Many who apply for an apartment often go through a background check and, in some cases, a credit check. The degree to which both are used, however, varies with the apartment building and if an individual is applying for public housing. In the case of a recent crime crackdown in Irving, Texas, background checks have become mandatory for those applying for housing in certain apartment complexes. The NAACP, as the linked article explains, objects to this, as this practice appears discriminatory.
On a positive note, this practice has lowered crime in Irving, but who is being excluded has the NAACP concerned. As the article illustrates, residents who have criminal pasts – the resident had a drug conviction in 1993 – are being excluded, although the complexes are taking each resident on a case-by-case basis. Nevertheless, those who have solid renting histories, but long past convictions, are being evicted.
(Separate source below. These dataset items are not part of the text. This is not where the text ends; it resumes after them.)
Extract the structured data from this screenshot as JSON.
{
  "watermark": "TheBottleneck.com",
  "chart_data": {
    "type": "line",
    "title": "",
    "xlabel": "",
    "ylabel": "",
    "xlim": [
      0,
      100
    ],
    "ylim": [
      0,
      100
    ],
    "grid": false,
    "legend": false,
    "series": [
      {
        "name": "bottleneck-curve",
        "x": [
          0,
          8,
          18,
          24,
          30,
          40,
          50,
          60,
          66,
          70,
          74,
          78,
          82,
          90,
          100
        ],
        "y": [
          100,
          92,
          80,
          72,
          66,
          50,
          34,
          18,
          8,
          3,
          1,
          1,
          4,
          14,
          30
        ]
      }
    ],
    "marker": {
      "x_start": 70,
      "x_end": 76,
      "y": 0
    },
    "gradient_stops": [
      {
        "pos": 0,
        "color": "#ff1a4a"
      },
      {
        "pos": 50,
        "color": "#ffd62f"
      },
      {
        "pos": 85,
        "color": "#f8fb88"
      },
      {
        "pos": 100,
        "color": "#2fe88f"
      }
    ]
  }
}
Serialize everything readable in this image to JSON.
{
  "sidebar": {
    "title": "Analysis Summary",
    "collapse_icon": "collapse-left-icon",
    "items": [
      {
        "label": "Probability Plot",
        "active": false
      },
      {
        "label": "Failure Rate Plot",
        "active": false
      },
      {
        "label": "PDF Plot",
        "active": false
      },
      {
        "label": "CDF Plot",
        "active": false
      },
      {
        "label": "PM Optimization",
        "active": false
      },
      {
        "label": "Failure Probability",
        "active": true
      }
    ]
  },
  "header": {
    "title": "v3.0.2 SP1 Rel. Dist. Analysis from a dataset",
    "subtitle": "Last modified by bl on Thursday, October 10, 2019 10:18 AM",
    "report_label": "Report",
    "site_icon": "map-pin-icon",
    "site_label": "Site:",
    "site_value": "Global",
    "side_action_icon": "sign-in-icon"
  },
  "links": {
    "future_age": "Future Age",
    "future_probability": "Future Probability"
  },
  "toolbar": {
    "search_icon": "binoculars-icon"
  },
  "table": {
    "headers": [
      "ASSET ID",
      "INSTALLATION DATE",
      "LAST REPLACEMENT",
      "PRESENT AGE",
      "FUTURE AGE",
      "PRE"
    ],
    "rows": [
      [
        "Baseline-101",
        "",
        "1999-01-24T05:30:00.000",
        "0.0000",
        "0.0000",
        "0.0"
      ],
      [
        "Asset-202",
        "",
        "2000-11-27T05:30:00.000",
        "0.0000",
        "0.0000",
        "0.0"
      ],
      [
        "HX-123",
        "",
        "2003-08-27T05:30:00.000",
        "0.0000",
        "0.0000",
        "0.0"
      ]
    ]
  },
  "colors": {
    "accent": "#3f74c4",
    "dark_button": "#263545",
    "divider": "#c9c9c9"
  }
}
But, as the comments to the article show, people in the complexes want to feel safe in their homes. How should you use background checks to determine if a resident or apartment applicant should stay or go?
For a typical apartment background check, the landlord examines a candidate’s history at each residence and if a person has past criminal convictions pertaining to their past apartments. As landlords want a tenant who isn’t noisy or disruptive and pays on time, the candidate’s past history indicates whether or not he or she will be a good tenant. At the same time, however, residents have the right to feel safe in their homes; they shouldn’t be worrying if a criminal is lurking around the grounds.
But many with past criminal histories have moved on and should be given a chance to have fair and equal housing. If apartment complexes in Irving will screen each candidate, they should take each criminal history into context, much like criminal history is used in employment decisions. If the candidate hasn’t committed a crime in a number of years and if the crime didn’t involve others, he or she should be allowed to rent.